Full text: Auswahl deutscher Dichtungen aus dem Mittelalter

54. Die da sterben sollten, die lagen all umher; 
Zu Stücken lag verhauen die Königin hehr. 
Dietrich und Etzel huben zu weinen an 
Und jämmerlich zu klagen manchen Freund und Unterthan. 
55. Da war der Helden Herrlichkeit hingelegt im Tod. 
Die Leute hatten alle Jammer und Noth. 
Mit Leid war beendet des Königs Lustbarkeit, 
Wie immer Leid die Freude am letzten Ende verleiht. 

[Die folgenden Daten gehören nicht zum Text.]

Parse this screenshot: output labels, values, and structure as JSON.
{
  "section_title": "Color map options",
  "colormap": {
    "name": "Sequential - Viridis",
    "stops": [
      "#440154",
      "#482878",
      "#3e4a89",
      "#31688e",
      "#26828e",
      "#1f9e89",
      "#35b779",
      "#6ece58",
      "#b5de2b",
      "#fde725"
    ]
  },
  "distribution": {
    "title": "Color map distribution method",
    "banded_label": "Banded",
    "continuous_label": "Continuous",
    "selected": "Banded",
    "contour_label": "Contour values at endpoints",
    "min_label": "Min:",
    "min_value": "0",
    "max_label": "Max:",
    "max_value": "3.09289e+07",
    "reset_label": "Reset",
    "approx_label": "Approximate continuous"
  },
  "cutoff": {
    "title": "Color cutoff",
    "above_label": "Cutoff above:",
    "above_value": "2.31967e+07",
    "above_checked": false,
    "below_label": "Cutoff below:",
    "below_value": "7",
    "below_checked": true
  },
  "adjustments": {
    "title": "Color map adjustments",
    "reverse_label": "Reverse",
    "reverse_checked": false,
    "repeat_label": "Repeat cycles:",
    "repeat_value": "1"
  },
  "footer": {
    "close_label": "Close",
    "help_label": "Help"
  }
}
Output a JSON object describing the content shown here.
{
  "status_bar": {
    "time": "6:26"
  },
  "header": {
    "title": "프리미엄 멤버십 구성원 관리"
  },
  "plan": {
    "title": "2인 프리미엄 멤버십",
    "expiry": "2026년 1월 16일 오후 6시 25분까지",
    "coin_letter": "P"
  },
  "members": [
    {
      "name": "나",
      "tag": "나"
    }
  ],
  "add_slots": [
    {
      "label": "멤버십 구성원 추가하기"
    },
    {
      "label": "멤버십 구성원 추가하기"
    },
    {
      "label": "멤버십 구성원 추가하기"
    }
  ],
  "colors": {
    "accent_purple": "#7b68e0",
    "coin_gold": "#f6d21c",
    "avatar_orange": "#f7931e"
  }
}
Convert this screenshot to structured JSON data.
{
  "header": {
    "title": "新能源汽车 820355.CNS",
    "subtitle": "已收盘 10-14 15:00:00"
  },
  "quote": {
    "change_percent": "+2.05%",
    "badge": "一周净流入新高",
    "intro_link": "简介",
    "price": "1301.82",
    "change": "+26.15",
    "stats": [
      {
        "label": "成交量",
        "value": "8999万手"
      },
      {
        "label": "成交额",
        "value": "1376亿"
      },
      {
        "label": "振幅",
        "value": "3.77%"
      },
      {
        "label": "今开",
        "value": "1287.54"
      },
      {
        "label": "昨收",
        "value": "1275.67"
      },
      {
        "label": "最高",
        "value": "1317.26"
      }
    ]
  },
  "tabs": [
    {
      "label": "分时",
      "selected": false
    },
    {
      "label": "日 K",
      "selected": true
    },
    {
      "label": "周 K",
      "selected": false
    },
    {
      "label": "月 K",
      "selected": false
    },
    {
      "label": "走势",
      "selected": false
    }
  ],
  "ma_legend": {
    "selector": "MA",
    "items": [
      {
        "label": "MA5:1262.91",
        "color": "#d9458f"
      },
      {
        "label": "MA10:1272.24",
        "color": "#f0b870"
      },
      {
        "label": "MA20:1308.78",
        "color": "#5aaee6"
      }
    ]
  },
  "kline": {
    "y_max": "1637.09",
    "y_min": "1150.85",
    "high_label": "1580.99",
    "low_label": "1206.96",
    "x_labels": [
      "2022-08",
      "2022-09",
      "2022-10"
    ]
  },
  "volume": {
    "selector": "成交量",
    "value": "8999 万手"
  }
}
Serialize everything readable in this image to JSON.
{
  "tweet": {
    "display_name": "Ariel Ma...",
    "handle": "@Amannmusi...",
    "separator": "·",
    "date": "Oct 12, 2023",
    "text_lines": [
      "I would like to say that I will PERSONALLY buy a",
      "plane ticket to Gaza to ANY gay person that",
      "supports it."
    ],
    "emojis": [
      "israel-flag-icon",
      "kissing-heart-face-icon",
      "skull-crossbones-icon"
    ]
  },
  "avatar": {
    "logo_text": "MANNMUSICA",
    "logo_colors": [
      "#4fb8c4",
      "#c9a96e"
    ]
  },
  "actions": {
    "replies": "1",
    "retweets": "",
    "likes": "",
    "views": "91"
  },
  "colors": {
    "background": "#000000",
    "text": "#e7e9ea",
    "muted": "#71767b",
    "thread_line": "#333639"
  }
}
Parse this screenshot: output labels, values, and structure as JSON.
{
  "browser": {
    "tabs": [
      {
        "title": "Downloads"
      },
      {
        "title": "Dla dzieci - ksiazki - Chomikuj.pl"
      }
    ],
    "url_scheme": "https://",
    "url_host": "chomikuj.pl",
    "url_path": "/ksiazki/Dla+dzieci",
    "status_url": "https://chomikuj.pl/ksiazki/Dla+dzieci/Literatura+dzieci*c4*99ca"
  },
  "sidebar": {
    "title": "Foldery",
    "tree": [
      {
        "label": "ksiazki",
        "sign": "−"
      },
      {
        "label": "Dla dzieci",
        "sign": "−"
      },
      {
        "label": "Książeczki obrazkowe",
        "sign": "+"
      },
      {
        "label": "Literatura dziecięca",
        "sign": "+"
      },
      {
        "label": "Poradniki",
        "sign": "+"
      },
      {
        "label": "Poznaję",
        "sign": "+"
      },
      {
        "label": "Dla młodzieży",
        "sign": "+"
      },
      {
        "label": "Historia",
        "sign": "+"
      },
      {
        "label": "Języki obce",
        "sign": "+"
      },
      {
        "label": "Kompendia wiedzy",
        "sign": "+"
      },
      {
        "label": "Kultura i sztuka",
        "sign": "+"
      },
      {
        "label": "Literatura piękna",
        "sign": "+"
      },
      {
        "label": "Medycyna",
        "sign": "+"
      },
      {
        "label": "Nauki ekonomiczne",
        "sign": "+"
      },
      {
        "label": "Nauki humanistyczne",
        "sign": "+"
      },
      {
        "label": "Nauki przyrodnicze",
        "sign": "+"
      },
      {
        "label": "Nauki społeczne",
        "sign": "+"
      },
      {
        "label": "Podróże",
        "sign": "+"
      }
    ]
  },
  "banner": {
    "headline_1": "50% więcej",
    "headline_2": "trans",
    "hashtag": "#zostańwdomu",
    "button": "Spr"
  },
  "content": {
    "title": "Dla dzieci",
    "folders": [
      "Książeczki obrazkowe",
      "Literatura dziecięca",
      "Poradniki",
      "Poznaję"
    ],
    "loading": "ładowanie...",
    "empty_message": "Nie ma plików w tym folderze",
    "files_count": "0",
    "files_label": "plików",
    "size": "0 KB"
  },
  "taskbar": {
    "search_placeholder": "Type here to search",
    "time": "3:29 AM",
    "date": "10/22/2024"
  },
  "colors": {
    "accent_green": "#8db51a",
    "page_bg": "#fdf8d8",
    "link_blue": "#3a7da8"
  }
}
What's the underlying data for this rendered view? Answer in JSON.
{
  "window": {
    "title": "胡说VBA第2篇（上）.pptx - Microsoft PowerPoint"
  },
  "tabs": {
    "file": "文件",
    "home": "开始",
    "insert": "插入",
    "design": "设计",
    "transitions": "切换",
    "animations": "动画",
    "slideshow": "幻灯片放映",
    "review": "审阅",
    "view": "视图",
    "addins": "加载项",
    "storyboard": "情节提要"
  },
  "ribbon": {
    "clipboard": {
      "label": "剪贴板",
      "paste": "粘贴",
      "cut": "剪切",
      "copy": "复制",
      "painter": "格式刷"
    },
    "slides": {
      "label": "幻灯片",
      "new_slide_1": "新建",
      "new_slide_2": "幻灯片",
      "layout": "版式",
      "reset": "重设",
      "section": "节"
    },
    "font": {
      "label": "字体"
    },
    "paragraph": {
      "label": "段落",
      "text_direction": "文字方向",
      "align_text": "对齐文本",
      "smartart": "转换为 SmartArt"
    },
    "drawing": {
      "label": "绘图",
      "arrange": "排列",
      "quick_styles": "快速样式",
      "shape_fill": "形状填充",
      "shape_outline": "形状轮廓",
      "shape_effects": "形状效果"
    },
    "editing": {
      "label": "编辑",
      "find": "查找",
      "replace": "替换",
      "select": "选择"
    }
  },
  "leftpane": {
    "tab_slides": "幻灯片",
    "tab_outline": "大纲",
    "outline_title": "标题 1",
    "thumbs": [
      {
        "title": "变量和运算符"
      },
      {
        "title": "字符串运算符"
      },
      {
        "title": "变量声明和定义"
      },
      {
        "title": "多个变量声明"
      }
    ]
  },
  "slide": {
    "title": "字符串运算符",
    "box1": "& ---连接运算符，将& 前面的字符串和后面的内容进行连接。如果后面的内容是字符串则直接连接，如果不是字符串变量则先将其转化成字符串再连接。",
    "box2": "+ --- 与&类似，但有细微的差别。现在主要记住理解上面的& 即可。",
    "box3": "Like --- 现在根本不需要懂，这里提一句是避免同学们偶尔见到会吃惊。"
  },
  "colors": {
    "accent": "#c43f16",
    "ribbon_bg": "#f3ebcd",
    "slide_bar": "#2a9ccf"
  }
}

56. Ich kann euch nicht bescheiden, was seither geschah, 
Als daß man immer weinen Christen und Heiden sah, 
Die Ritter und die Frauen und manche schöne Maid; 
Sie hatten um die Freunde das allergrößeste Leid. 
57. Ich sag' euch nicht weiter von der großen Noth; 
Die da erschlagen waren, die laßt liegen todt. 
Wie es auch im Heunland hernach dem Volk gerieth; 
Hie hat die Mär ein Ende: das ist das Nibelungenlied. 
5. Gudrun. 
(1225) 
Uebersetzt von Simrock. 
Wie Wate gen Irland zog. 
1. Ein Held war erwachsen in der Dänen Land, 
Zu Stürmen in der Marke, das ist uns wohl bekannt; 
Da saßen seine Freunde, die erzogen ihn in Ehren. 
Auch Ortland mußt ihm dienen; gar vielgewaltig wußte man den hehren. 
2. Seiner Vettern Einer, der Wate war genannt, 
Hatte von dem Degen zu Lehen Burg und Land. 
Als seinen Anverwandten sollt er den Herrn erziehen; 
Er lehrt' ihn alle Tugend, und ließ ihn nie seiner Hut entfliehen. 
3. Der Schwestersohn Watens war Herr im Dänenland, 
Horand der biedre; der verdient' es nach der Hand 
Um Hettel den König, daß er ihm die Krone 
Dort zu tragen gönnte; er gab sie dem Helden noch zu Lohne. 
4. Hettel der reiche zu Hegelingen saß, 
Von Ortland nicht ferne, in Wahrheit sag ich das. 
Darin hatt' er Burgen wohl achtzig oder mehre; 
Die sie behüten sollten, dienten ihm täglich mit großer Ehre. 
5. Hettel war verwaiset, darum so ward ihm Noth, 
Daß er die Hausfrau wähle; ihm waren beide todt, 
Der Vater und die Mutter, die ihm die Lande ließen. 
So viel er Freunde hatte, es mußt ihn so zu leben doch verdrießen.